Data for language systems in connectivity in language networks show that there is greater inter- than intrahemispheric connectivity with homologous regions that reverses with age. As children age, intrahemispheric connectivity becomes stronger.97 Also, there are age-related changes in connectivity in the dorsal stream (subserved by the arcuate fasciculus and superior longitudinal fasciculus) and the ventral stream (extreme capsule, uncinate, and inferior longitudinal fasciculus). Stronger connectivity measures are associated with better language abilities. Children with focal epilepsy exhibit particular vulnerability to maturation of the ventral stream. Furthermore, for children with epilepsy, decreased connectivity in the ventral stream is related to poorer performance on language measures.123
There are few studies of EEG fMRI activity and connectivity in children. Studies in childhood absence show a distributed network that is regionally specific involving thalamus and some cortical regions. In addition, the time course can be delineated and relate to the spike or after going slow wave.

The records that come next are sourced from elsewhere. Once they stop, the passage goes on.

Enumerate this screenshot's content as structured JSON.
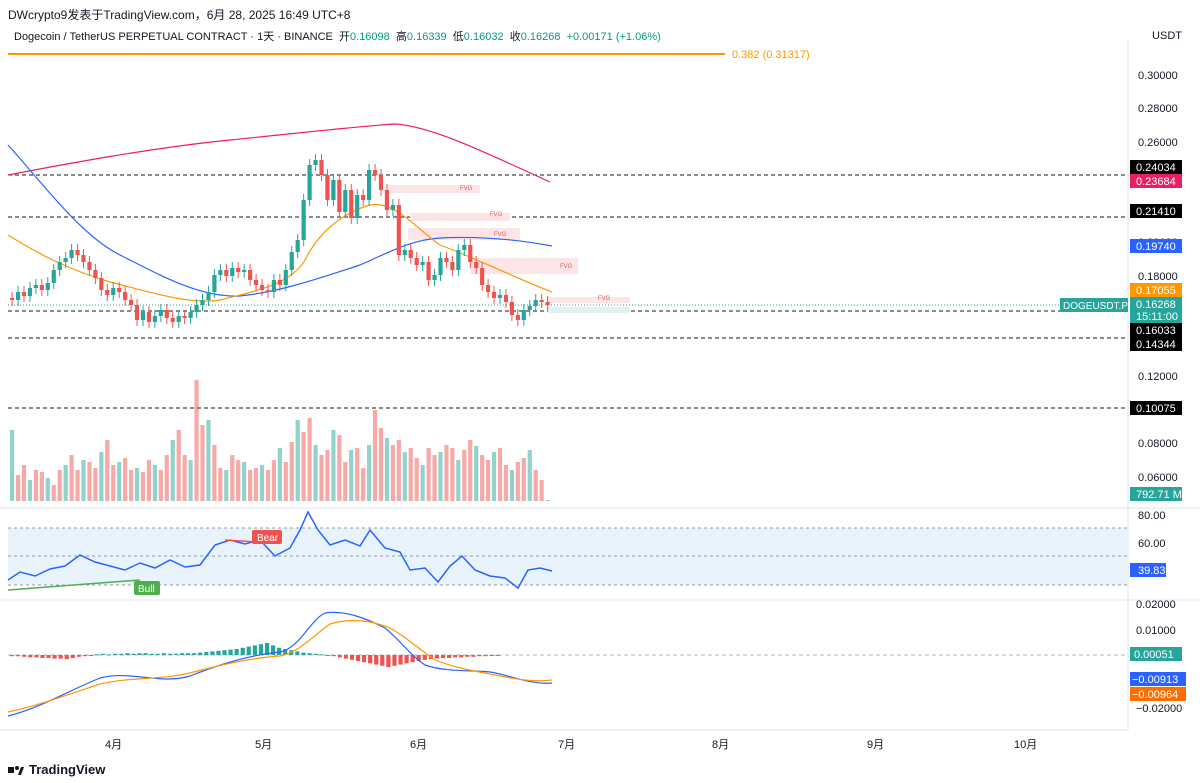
{
  "header": {
    "attribution": "DWcrypto9发表于TradingView.com，6月 28, 2025 16:49 UTC+8",
    "symbol_desc": "Dogecoin / TetherUS PERPETUAL CONTRACT · 1天 · BINANCE",
    "open_label": "开",
    "open": "0.16098",
    "high_label": "高",
    "high": "0.16339",
    "low_label": "低",
    "low": "0.16032",
    "close_label": "收",
    "close": "0.16268",
    "change": "+0.00171 (+1.06%)",
    "currency": "USDT"
  },
  "fib_label": "0.382 (0.31317)",
  "price_axis": {
    "ticks": [
      "0.30000",
      "0.28000",
      "0.26000",
      "0.24000",
      "0.22000",
      "0.20000",
      "0.18000",
      "0.16000",
      "0.14000",
      "0.12000",
      "0.10000",
      "0.08000",
      "0.06000"
    ],
    "tags": [
      {
        "text": "0.24034",
        "bg": "#000000"
      },
      {
        "text": "0.23684",
        "bg": "#e91e63"
      },
      {
        "text": "0.21410",
        "bg": "#000000"
      },
      {
        "text": "0.19740",
        "bg": "#2962ff"
      },
      {
        "text": "0.17055",
        "bg": "#ff9800"
      },
      {
        "text": "0.16268",
        "bg": "#26a69a"
      },
      {
        "text": "15:11:00",
        "bg": "#26a69a"
      },
      {
        "text": "0.16033",
        "bg": "#000000"
      },
      {
        "text": "0.14344",
        "bg": "#000000"
      },
      {
        "text": "0.10075",
        "bg": "#000000"
      },
      {
        "text": "792.71 M",
        "bg": "#26a69a"
      }
    ],
    "symbol_tag": "DOGEUSDT.P"
  },
  "fvg_label": "FVG",
  "rsi": {
    "ticks": [
      "80.00",
      "60.00",
      "40.00"
    ],
    "value_tag": "39.83",
    "bear_label": "Bear",
    "bull_label": "Bull"
  },
  "macd": {
    "ticks": [
      "0.02000",
      "0.01000",
      "−0.02000"
    ],
    "hist_tag": "0.00051",
    "macd_tag": "−0.00913",
    "signal_tag": "−0.00964"
  },
  "time_axis": [
    "4月",
    "5月",
    "6月",
    "7月",
    "8月",
    "9月",
    "10月"
  ],
  "footer": {
    "brand": "TradingView"
  },
  "colors": {
    "up": "#26a69a",
    "down": "#ef5350",
    "ma_blue": "#2962ff",
    "ma_orange": "#ff9800",
    "ma_red": "#e91e63",
    "fib": "#ff9800"
  }
}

Studies in adults reveal the remote effects of spike activity of BOLD response.124 Most pediatric studies have been conducted in children with generalized epilepsy, e.g., absence, or in young adults with a history of a childhood epilepsy syndrome. These findings vary in activation and deactivation based in spike or slow wave activity.125, 126 Studies of spike foci in patients with focal epilepsy and rapid generalization and some patients with Lennox-Gastaut syndrome, or with patients with frontal lobe epilepsy with rapid secondarily generalization that share some features of Lennox-Gastaut syndrome, indicate that frontal foci show connectivity to the broadly defined attention network.127–129 These data suggest that some epileptiform activity, depending on location, taps into the distributed networks into which that region is linked that relate to the basic cognitive systems identified in early adult connectivity work. They highlight the effect of epilepsy on distributed networks, and may account for some of the cognitive impairments in patients with epilepsy.
Brain maturation may be imaged in different modalities. As synaptic connections are formed and pruned, there is regional growth and shrinkage of the cortical ribbon linked to the maturation of the long matter tracts that connect adjacent and far-reaching brain areas. The changes in synaptic density may be assessed with measures of blood flow and cerebral metabolism. Finally, the numerous networks that sustain essential brain and cognitive functions may be assessed by fMRI tasks that show their maturation and perturbations in response to epilepsy. Connectivity analysis and graph theory provide additional means to assess the local and remote functional and white matter connections. These factors need to be considered when evaluating the effect of epilepsy or its cause on brain structure and function at the time of onset and over time.